More from the report:

 In some ways, current senior growth is just the lull before the storm. The next wave of senior growth will literally explode as the leading edge of baby boomers, who increased the age 55–64 population by 50 percent last decade, begin turning age 65 this decade. Because aging in place is the primary component of senior growth, we can assume that those areas where age 55-64 “pre-senior” growth was greatest in 2000–2010, will likely show large senior growth in the decade ahead.
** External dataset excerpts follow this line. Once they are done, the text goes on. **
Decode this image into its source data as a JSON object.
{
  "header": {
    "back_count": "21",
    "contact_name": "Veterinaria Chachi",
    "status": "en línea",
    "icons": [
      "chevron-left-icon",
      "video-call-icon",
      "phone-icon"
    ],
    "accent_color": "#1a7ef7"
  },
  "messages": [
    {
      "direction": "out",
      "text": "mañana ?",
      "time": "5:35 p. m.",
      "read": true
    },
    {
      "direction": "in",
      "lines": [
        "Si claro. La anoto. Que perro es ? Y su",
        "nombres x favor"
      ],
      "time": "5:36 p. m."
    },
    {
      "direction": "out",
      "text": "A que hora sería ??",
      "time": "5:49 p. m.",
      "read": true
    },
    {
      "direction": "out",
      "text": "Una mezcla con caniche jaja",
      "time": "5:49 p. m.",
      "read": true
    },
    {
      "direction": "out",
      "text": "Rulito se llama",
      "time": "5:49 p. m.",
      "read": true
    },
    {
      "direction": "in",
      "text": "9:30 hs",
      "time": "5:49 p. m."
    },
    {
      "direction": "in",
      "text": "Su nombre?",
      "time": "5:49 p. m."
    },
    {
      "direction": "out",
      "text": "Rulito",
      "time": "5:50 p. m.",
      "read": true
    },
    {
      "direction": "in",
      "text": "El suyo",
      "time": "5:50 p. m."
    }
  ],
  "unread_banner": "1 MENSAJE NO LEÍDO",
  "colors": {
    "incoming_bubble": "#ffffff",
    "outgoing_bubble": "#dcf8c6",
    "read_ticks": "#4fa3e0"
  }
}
Not unexpectedly, Sun Belt areas are among the fastest gainers of pre-seniors. Led by Austin’s pre-senior growth rate of 110 percent, metro areas in Texas, the Southeast, and the West exhibit the fastest pre-senior growth. Many of these areas are also college towns, including Austin, Raleigh, Provo, Colorado Springs, and Madison. These and other gainers further down the list such as Atlanta, Charlotte, Phoenix, and Dallas possess knowledge-based and diversified economies that attracted many baby-boom migrants in the past few decades whoare now poised to age in place.


Although we who are getting older like to say 50 is the new 30, 60 is the new 40, etc., the hard numbers are what they are. What does it mean for produce marketers? Fruits and vegetables that have function or perceived utility to preserve our health (blueberries!) will do well in coming years, no doubt.

A side note: one produce operator I recently talked to said that blueberries would be the number one produce item in the retail produce department if the fruit was available year-round.

Another positive: generally speaking, don't seniors eat more fruits and vegetables than their younger cohorts? Yet an older population may shun certain food (sprouts?)  if they feel their health could be compromised by food safety risks.